Recording

Philosophy of the World Recording

STEVE FISK MIXES INDIES IN THE BOX AT HOME 4/01/2008 8:00 AM Eastern

Seattle-based producer/engineer/musician Steve Fisk (www.stevefisk.com) developed his craft in the 1980s and '90s as part of the Pacific Northwest's burgeoning indie-rock scene. Working in various studios, Fisk helped shape and document the sounds of acts such as the Screaming Trees, Beat Happening, Soundgarden, Nirvana and Unwound. He initially set up some gear at home to work on personal projects, but found himself working with his client base of rock bands and singer/songwriters in his home.

Today, Fisk uses his Pro Tools-based home studio for mixing and occasional tracking and overdubbing sessions. “Traditionally, and 90 percent of the time, I spend three to four days doing basics in a big studio and then I drag things in here for the other stuff,” Fisk explains. He says that he prefers tracking in studios that have high-quality vintage mixing boards. “I've always favored older boards. Part of the interesting thing about recording digitally with an older board is you really get the sound of the damn board.”

Steve Fisk in his control room at home, surrounded by top gear

In recent years, Fisk came to specialize in mixing within Pro Tools, and because of his analog aesthetic, he employs analog summing to “get around the limitations of Pro Tools,” he explains. “That's how I'm doing my best work right now. I like mixing in other studios, but a lot of people that I work with are economy-minded, or if there's money to spend it gets spent in tracking. Plus, people like what it sounds like.”

Fisk describes his home as “an old bungalow from 1929 with a lot of amazing Scandinavian woodwork.” His living room serves as the tracking room. “Just by accident, [it] actually is a very nice-sounding place to record with its combination of drywall, veneered wooden ceiling, carpeting, the furniture and the fireplace,” he notes. “There's a veneered wall, as well, so all the sound bounces around in a very pleasant way. For years, we recorded vocals in here, and said, ‘Wow! This is a beautiful vocal room.’ Somewhere along the way, people started bringing drum sets in here.”

An add-on room in the back of the house, which measures 12×32 feet, serves as the control room. “I've done a lot of work to try to make it [acoustically] neutral with foam treatments and putting up [Auralex] LENRD [bass traps] in the corner, and some diffusion in the back.”

The control room houses a Mac G5 and Pro Tools HD3 Accel system with Pro Tools Version 7.4 and a Digidesign 192 I/O audio interface. For analog summing, Fisk relies on a Roll Music Systems RMS216 Folcrom passive summing device. “It doesn't try to sound like an API or a Neve; it's theoretically neutral because its coil is completely passive,” he says.

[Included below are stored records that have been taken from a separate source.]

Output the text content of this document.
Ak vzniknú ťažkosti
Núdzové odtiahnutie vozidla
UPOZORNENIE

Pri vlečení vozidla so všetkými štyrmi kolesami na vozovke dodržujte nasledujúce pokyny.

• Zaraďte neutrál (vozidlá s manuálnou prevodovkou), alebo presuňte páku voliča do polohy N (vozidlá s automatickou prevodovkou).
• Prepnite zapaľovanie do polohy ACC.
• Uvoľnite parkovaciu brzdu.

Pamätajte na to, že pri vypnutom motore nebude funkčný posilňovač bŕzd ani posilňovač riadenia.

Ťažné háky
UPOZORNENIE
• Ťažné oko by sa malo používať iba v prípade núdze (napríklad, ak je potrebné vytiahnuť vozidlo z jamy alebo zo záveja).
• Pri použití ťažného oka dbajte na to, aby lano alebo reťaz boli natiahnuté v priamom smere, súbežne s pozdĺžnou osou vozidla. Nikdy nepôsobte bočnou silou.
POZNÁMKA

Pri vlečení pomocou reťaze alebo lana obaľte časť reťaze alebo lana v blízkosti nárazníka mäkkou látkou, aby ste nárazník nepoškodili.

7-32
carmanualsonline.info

Quality outboard gear is also central to Fisk's production. “I use different mic pre's, depending on what I'm doing,” he says. These pieces comprise a Summit Audio TPA-200B, three Chameleon Labs Model 7602s, which emulate the Neve 1073, and a Mackie Onyx 800R digital mic pre. His main compressor is a Joemeek C2 photo-optical stereo unit. Fisk's mic cabinet is modest: “I rent mics, but the Chameleon Labs TS-2 and Pacific Pro Audio LD-Tube see a lot of duty.”

Fisk's vintage effects processors include an Echoplex, as well as Master Room and AKG BX20 spring reverb units, and he uses his ARP 2600 synth as both an audio source and a processor. Other vintage gear includes a Mellotron Mark VI and Moog Theremin. Fisk monitors with ADAM P11As and Yamaha NS-10Ms. “I also have a $65 Logitech system with a crappy subwoofer because I figure some people are actually listening on that,” he adds.

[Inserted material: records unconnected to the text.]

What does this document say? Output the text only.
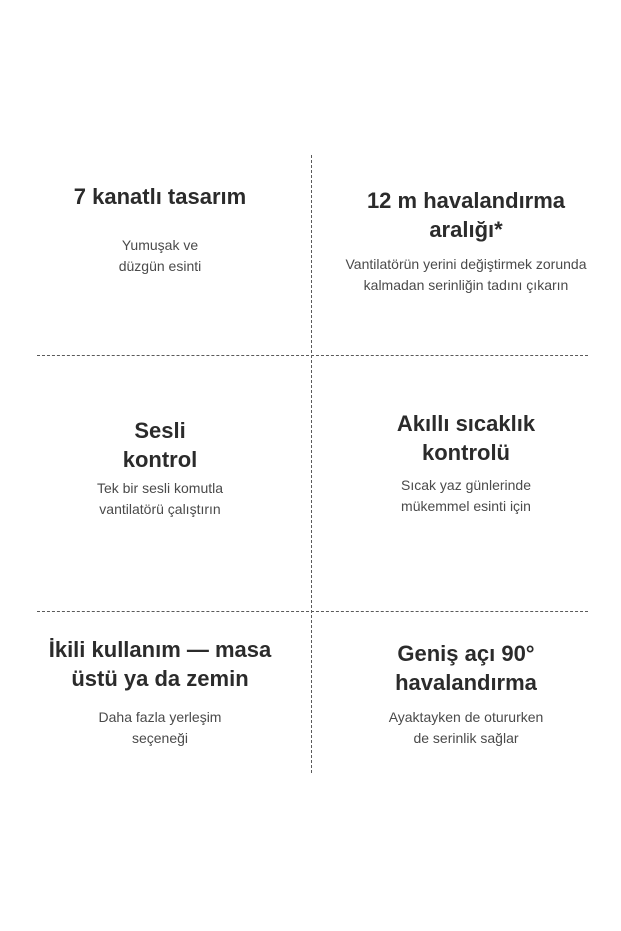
7 kanatlı tasarım

Yumuşak ve
düzgün esinti

12 m havalandırma
aralığı*

Vantilatörün yerini değiştirmek zorunda
kalmadan serinliğin tadını çıkarın

Sesli
kontrol

Tek bir sesli komutla
vantilatörü çalıştırın

Akıllı sıcaklık
kontrolü

Sıcak yaz günlerinde
mükemmel esinti için

İkili kullanım — masa
üstü ya da zemin

Daha fazla yerleşim
seçeneği

Geniş açı 90°
havalandırma

Ayaktayken de otururken
de serinlik sağlar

This year, Fisk produced Cody's Dream from Mark Pickerel and His Praying Hands, and Paul Manousos' Common Thread (reviewed in “Cool Spins,” page 128). “Pickerel's last record was almost completely in the box,” Fisk notes. “The songs are post-modern references to older material, [but] I told him, ‘If you hear Amy Winehouse, you don't need to have old-sounding sounds; your arrangements and your approach are old sounding.’ Paul's records are usually recorded pretty traditionally. [He's] the loudest singer I've worked with in a long time. He hits notes like an opera singer. I think he actually enjoys being hard to record.” [Laughs]

Both Pickerel and Manousos are Fisk's longtime clients and friends, and a look at Fisk's extensive discography reveals repeated collaborations with many artists. “I've been lucky enough to do multiple projects with several people,” he says. “You develop a lot of communication and vocabulary, and a lot of approaches, so hopefully each time you get together you're working quicker, more efficiently and more creatively.”


Matt Gallagher is an assistant editor at Mix.